Arts and Culture
Western Museum Collections of Wayang Kulit, Indonesian Shadow Theatre Puppets, reflect over a centuries history of colonial and ethnocentric behaviour in European and American Museum Practice. In fact, the debate they evoke is very particular. On the one hand, Wayang Kulit figures do not form part of any repatriation discourse. On the other hand, they represent an example of non-Western heritage which is still vividly being practised today, particularly in Java and Bali. More so, Wayang Kulit figures have an exceptional representational value in Indonesia and are rigorously cited in all imaginable art forms: fine arts, graphic design, film, theatre, dance choreography, novelists, comics, etc. For these reasons, the Western inclination to consider and thus treat Wayang Kulit figures as ‘dead’ or ‘lifeless’ museum objects, ‘frozen in time’ seems rather unethical.
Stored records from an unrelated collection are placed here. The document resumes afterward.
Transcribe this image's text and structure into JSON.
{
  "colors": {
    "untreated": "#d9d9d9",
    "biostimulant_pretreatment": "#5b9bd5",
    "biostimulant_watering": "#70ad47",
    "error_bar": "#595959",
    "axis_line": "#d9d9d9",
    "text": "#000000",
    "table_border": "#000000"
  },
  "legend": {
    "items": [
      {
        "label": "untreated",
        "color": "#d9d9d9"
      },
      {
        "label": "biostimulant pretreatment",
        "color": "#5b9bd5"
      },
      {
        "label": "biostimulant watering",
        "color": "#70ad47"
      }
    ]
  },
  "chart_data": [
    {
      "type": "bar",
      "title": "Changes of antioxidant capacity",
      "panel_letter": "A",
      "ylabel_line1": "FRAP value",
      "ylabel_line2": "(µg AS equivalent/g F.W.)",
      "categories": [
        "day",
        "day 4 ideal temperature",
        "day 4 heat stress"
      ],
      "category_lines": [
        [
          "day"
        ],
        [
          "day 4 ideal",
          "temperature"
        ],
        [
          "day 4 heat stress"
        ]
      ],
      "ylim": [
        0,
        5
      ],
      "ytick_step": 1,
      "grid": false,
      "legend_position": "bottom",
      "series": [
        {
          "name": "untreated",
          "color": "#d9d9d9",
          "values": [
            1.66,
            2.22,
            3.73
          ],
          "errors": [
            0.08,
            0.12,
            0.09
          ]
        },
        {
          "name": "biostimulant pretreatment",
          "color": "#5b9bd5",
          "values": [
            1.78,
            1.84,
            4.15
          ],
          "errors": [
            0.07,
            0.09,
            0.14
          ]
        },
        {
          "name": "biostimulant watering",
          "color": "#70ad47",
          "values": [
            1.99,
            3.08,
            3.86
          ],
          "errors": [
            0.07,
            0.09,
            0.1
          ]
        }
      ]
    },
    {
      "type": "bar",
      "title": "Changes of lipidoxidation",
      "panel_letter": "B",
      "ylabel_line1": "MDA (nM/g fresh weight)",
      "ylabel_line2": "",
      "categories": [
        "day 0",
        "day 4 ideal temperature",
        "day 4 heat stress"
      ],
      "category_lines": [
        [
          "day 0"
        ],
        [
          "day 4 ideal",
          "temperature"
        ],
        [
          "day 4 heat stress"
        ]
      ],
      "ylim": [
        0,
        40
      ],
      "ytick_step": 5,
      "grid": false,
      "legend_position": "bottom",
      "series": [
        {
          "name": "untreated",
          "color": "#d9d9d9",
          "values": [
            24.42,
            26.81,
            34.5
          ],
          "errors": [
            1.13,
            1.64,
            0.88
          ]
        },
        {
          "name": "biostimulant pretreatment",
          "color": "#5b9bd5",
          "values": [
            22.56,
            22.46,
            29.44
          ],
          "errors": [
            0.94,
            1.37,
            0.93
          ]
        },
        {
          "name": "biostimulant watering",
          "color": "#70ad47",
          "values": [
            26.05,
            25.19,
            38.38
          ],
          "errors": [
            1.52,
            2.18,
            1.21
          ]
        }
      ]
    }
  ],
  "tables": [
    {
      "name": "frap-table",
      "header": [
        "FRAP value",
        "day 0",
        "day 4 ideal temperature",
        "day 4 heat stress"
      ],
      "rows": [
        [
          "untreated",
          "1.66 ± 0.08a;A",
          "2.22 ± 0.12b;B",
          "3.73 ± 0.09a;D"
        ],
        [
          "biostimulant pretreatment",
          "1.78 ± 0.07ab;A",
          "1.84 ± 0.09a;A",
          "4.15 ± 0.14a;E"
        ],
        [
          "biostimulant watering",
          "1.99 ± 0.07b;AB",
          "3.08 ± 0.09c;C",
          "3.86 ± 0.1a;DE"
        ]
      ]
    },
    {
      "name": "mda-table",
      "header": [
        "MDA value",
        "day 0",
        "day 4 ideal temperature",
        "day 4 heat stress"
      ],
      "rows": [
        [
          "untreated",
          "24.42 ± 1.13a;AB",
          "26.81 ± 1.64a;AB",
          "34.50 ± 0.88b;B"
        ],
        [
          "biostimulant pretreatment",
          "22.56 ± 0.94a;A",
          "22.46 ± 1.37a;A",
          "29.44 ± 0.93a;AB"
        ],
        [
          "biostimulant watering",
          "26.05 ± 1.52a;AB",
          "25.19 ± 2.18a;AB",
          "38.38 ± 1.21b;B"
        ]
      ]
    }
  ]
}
In general, can it be ethical to assert that having changed its owner, an item of heritage also receives a new meaning, a Western, scientifically objective, documentary meaning? Excluding an item's original significance from the decision-making process is common (ethnocentric) museum practice. Hence, Wayang Kulit figures are often classified incorrectly, identified wrongly, conserved and stored ineptly and exhibited one-sidedly. For individuals with a sincere emotional affiliation forwards these artworks, the reality of Western Wayang Kulit collections evokes concern and slight indignation.
This debate obviously goes beyond Wayang Kulit collections in particular. It wishes to create an awareness for the necessity of transcultural museum values and interdisciplinary cooperation of Western Museum Staff, especially between conservators (or restorers) and curators.